0
votes

I have estimated ~500 million rows data with 5 million unique numbers. My query must get data by number and event_date. number as partition key, there will be 5 million partitions. I think it is not good that exists a lot of small partitions and timeouts occurs during query. I'm in trouble with defining partition key. I have found some synthetic sharding strategies, but couldn't apply for my model. I can define partition key by mod number, but then rows aren't distributed balanced among partitions.

How can I model this for reducing or is it necessary to reducing partition count? Is there any partition count limit?

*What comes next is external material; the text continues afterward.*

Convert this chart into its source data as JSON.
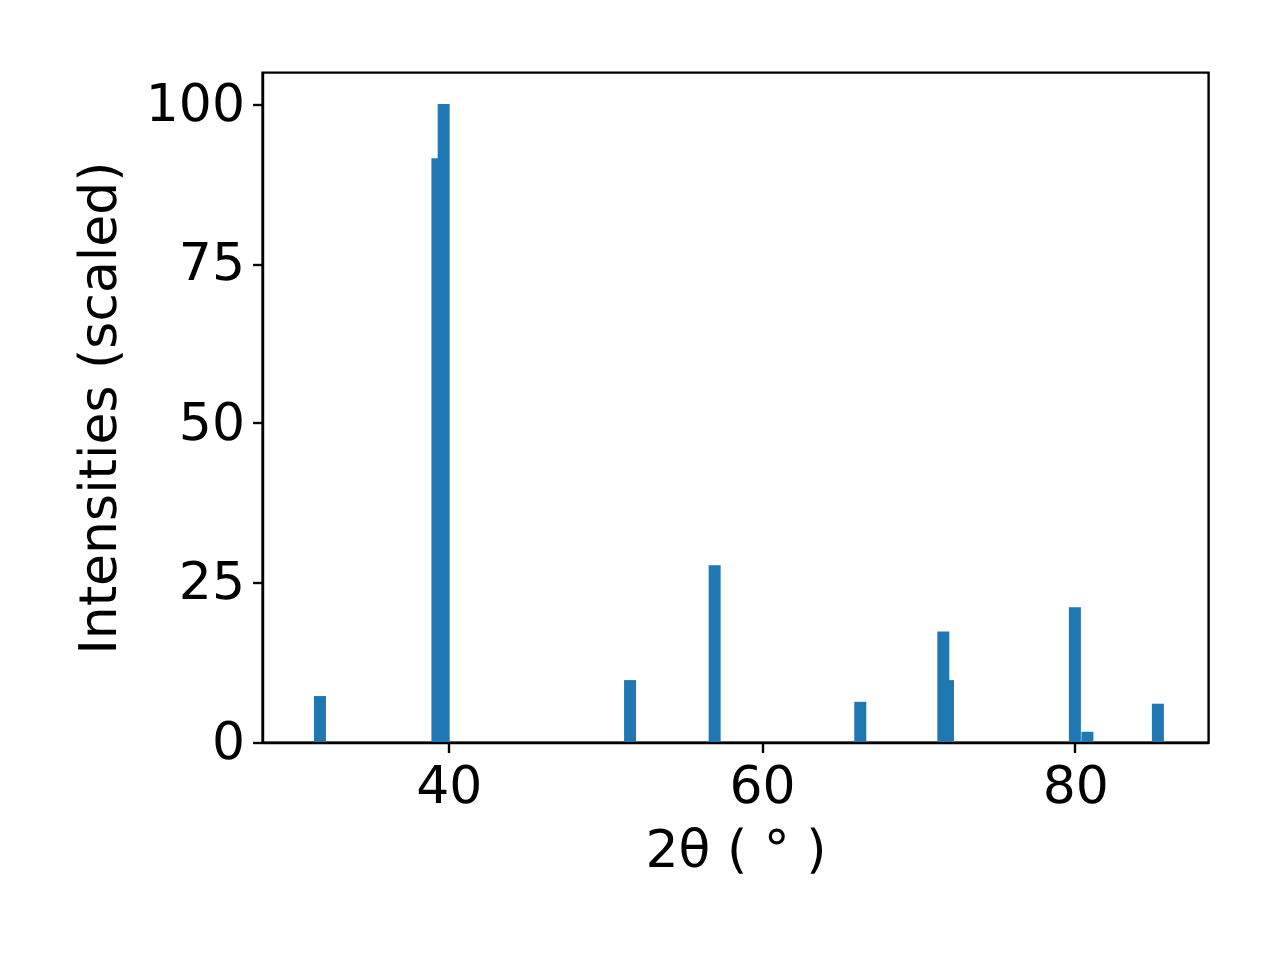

CREATE TABLE events_by_number_and_date (
  number bigint,
  event_date int, /*eg. 20200520*/
  event text,
  col1 int,
  col2 decimal
  PRIMARY KEY (number, event_date)
);
1
what queries are executed? Most probably, the timeouts are not from the number of partitionsAlex Ott
only select count(*) events_by_number_and_date; throws Cassandra timeout during read query at consistency LOCAL_ONE (1 responses were required but only 0 replica responded)nikli

1 Answers

1
votes

For your query, change of the data model won't help, as you're using the query that is unsuitable for Cassandra. Although Cassandra supports aggregations, such as, max, count, avg, sum, ..., they are designed for work inside single partition, and not designed to work in the whole cluster. If you issue them without restriction on the partition key, coordinating node, need to reach every node in the cluster, and they will need to go through all the data in the cluster.

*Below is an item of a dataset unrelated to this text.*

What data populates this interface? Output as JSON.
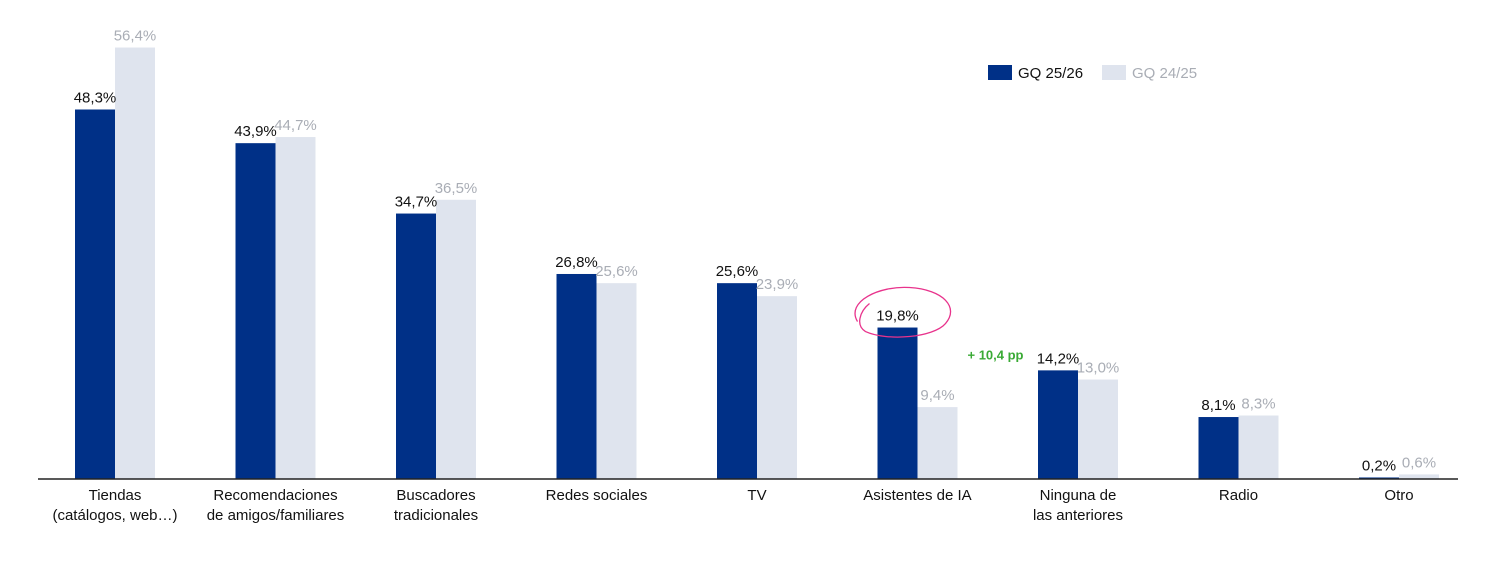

You can still do this kind of query, but it's better to use something like Spark to do that, as it's heavily optimized for parallel data processing, and Spark Cassandra Connector is able to correctly perform querying of the data. If you can't use Spark, you can implement your own full token range scan, using code similar to this. But in any case, don't expect that there will be a "real-time" answer (< 1sec).